Chief of the Upper World, Owner of Life,
May I come again next year
To stand again in this place
Where I stand now to pray to you.

Prayer to the Sockeye Salmon

Welcome, o Supernatural One, o Swimmer,
Who returns every year in this world
That we may live rightly, that we may be well.
I offer you, Swimmer, my heart’s deep gratitude.

I ask that you will come again,
That next year we will meet in this life,
That you will see that nothing evil should befall me.
O Supernatural One, o Swimmer,
Now I will do to you what you came here for me to do.

The two prayers above were collected (c. 1895) in British Columbia by George Hunt for the anthropologist Franz Boas.

I remember listening to a lecture by the renowned mythologist, Joseph Campbell, in which he said that man’s most basic moral dilemma was knowing that he could survive only if he killed other living things. To assuage the guilt engendered by these acts, early man created rituals that recognized the mutual bond and understanding between mankind and his environment. The Tao symbol captures this mutual connection.

From these ancient prayers comes the concept of thanksgiving we should, but often do not, offer before each meal. Vegetarian, vegan, ahimsa, some of the more esoteric prohibitions such as not killing a mosquito or else you will add to bad karma – all these little ceremonies we perform to shed ourselves of the original survivor’s guilt, the original sin.

In the first poem, the woman prays even before berry picking and addresses her prayer to the Owner of Life. I like that designation for it acknowledges that fundamental truth of existence; we do not have life, we are life.

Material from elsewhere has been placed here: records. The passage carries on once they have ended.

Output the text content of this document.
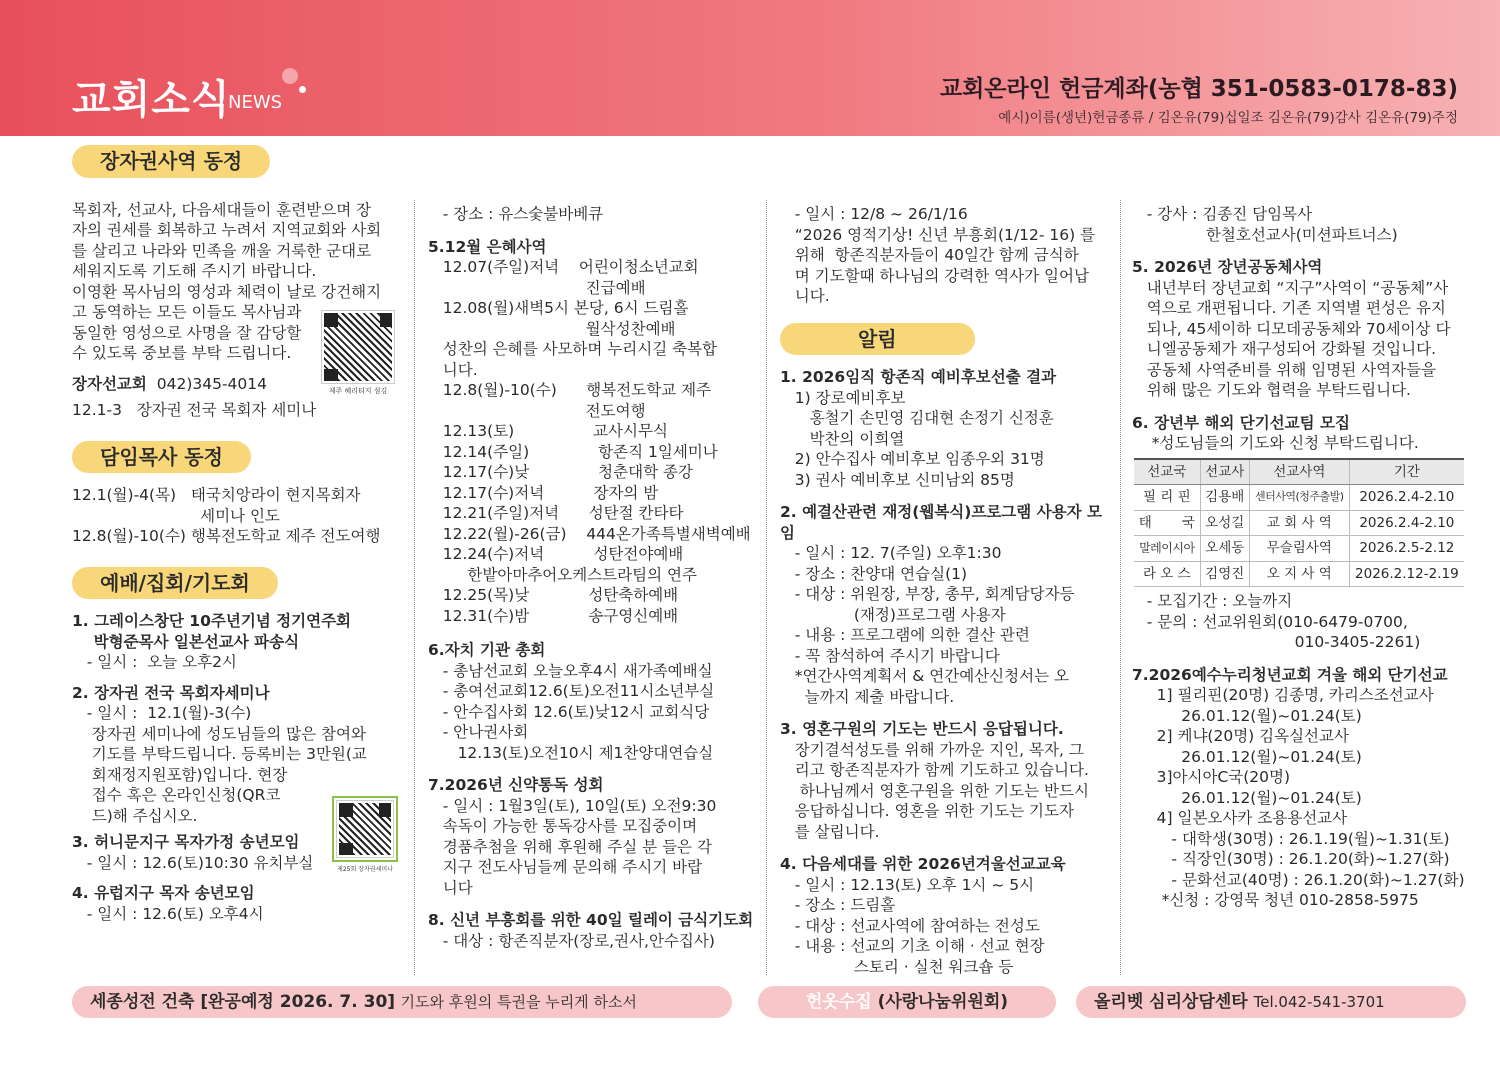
교회소식
NEWS
교회온라인 헌금계좌(농협 351-0583-0178-83)
예시)이름(생년)헌금종류 / 김온유(79)십일조 김온유(79)감사 김온유(79)주정
장자권사역 동정
목회자, 선교사, 다음세대들이 훈련받으며 장
자의 권세를 회복하고 누려서 지역교회와 사회
를 살리고 나라와 민족을 깨울 거룩한 군대로
세워지도록 기도해 주시기 바랍니다.
이영환 목사님의 영성과 체력이 날로 강건해지
고 동역하는 모든 이들도 목사님과
동일한 영성으로 사명을 잘 감당할
수 있도록 중보를 부탁 드립니다.
장자선교회 042)345-4014
12.1-3   장자권 전국 목회자 세미나
담임목사 동정
12.1(월)-4(목)   태국치앙라이 현지목회자
세미나 인도
12.8(월)-10(수) 행복전도학교 제주 전도여행
예배/집회/기도회
1. 그레이스창단 10주년기념 정기연주회
박형준목사 일본선교사 파송식
- 일시 :  오늘 오후2시
2. 장자권 전국 목회자세미나
- 일시 :  12.1(월)-3(수)
장자권 세미나에 성도님들의 많은 참여와
기도를 부탁드립니다. 등록비는 3만원(교
회재정지원포함)입니다. 현장
접수 혹은 온라인신청(QR코
드)해 주십시오.
3. 허니문지구 목자가정 송년모임
- 일시 : 12.6(토)10:30 유치부실
4. 유럽지구 목자 송년모임
- 일시 : 12.6(토) 오후4시
제주 헤리티지 섬김
제25회 장자권세미나
- 장소 : 유스숯불바베큐
5.12월 은혜사역
12.07(주일)저녁    어린이청소년교회
진급예배
12.08(월)새벽5시 본당, 6시 드림홀
월삭성찬예배
성찬의 은혜를 사모하며 누리시길 축복합
니다.
12.8(월)-10(수)      행복전도학교 제주
전도여행
12.13(토)                교사시무식
12.14(주일)              항존직 1일세미나
12.17(수)낮              청춘대학 종강
12.17(수)저녁          장자의 밤
12.21(주일)저녁      성탄절 칸타타
12.22(월)-26(금)    444온가족특별새벽예배
12.24(수)저녁          성탄전야예배
한밭아마추어오케스트라팀의 연주
12.25(목)낮            성탄축하예배
12.31(수)밤            송구영신예배
6.자치 기관 총회
- 총남선교회 오늘오후4시 새가족예배실
- 총여선교회12.6(토)오전11시소년부실
- 안수집사회 12.6(토)낮12시 교회식당
- 안나권사회
12.13(토)오전10시 제1찬양대연습실
7.2026년 신약통독 성회
- 일시 : 1월3일(토), 10일(토) 오전9:30
속독이 가능한 통독강사를 모집중이며
경품추첨을 위해 후원해 주실 분 들은 각
지구 전도사님들께 문의해 주시기 바랍
니다
8. 신년 부흥회를 위한 40일 릴레이 금식기도회
- 대상 : 항존직분자(장로,권사,안수집사)
- 일시 : 12/8 ~ 26/1/16
“2026 영적기상! 신년 부흥회(1/12- 16) 를
위해  항존직분자들이 40일간 함께 금식하
며 기도할때 하나님의 강력한 역사가 일어납
니다.
알림
1. 2026임직 항존직 예비후보선출 결과
1) 장로예비후보
홍철기 손민영 김대현 손정기 신정훈
박찬의 이희열
2) 안수집사 예비후보 임종우외 31명
3) 권사 예비후보 신미남외 85명
2. 예결산관련 재정(웹복식)프로그램 사용자 모임
- 일시 : 12. 7(주일) 오후1:30
- 장소 : 찬양대 연습실(1)
- 대상 : 위원장, 부장, 총무, 회계담당자등
(재정)프로그램 사용자
- 내용 : 프로그램에 의한 결산 관련
- 꼭 참석하여 주시기 바랍니다
*연간사역계획서 & 연간예산신청서는 오
늘까지 제출 바랍니다.
3. 영혼구원의 기도는 반드시 응답됩니다.
장기결석성도를 위해 가까운 지인, 목자, 그
리고 항존직분자가 함께 기도하고 있습니다.
하나님께서 영혼구원을 위한 기도는 반드시
응답하십니다. 영혼을 위한 기도는 기도자
를 살립니다.
4. 다음세대를 위한 2026년겨울선교교육
- 일시 : 12.13(토) 오후 1시 ~ 5시
- 장소 : 드림홀
- 대상 : 선교사역에 참여하는 전성도
- 내용 : 선교의 기초 이해 · 선교 현장
스토리 · 실천 워크숍 등
- 강사 : 김종진 담임목사
한철호선교사(미션파트너스)
5. 2026년 장년공동체사역
내년부터 장년교회 “지구”사역이 “공동체”사
역으로 개편됩니다. 기존 지역별 편성은 유지
되나, 45세이하 디모데공동체와 70세이상 다
니엘공동체가 재구성되어 강화될 것입니다.
공동체 사역준비를 위해 임명된 사역자들을
위해 많은 기도와 협력을 부탁드립니다.
6. 장년부 해외 단기선교팀 모집
*성도님들의 기도와 신청 부탁드립니다.
선교국	선교사	선교사역	기간
필 리 핀	김용배	센터사역(청주출발)	2026.2.4-2.10
태       국	오성길	교 회 사 역	2026.2.4-2.10
말레이시아	오세동	무슬림사역	2026.2.5-2.12
라 오 스	김영진	오 지 사 역	2026.2.12-2.19
- 모집기간 : 오늘까지
- 문의 : 선교위원회(010-6479-0700,
010-3405-2261)
7.2026예수누리청년교회 겨울 해외 단기선교
1] 필리핀(20명) 김종명, 카리스조선교사
26.01.12(월)~01.24(토)
2] 케냐(20명) 김옥실선교사
26.01.12(월)~01.24(토)
3]아시아C국(20명)
26.01.12(월)~01.24(토)
4] 일본오사카 조용용선교사
- 대학생(30명) : 26.1.19(월)~1.31(토)
- 직장인(30명) : 26.1.20(화)~1.27(화)
- 문화선교(40명) : 26.1.20(화)~1.27(화)
*신청 : 강영묵 청년 010-2858-5975
세종성전 건축 [완공예정 2026. 7. 30] 기도와 후원의 특권을 누리게 하소서	헌옷수집 (사랑나눔위원회)	올리벳 심리상담센타 Tel.042-541-3701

In the second passage, the woman prays to the sockeye salmon. Her acknowledgement is of the ‘agreement’ between the man and the salmon which sustains the life of the tribe. Before coming into this existence the salmon agreed to give up his life to man; it became the sacrifice, a word whose original meaning is “to make holy.”

By laying down his life for his ‘brother’, the salmon was unselfish and by some definitions moved up in consciousness himself. Man’s role in this eternal drama is to take the gift of life from the salmon and transmute it into gratitude and service to all.

Life feeds on Life and as long as we believe that death is the end of life we will continue to feel guilty and suffer. Birth is the opposite of death. Life has no opposite. It is eternal.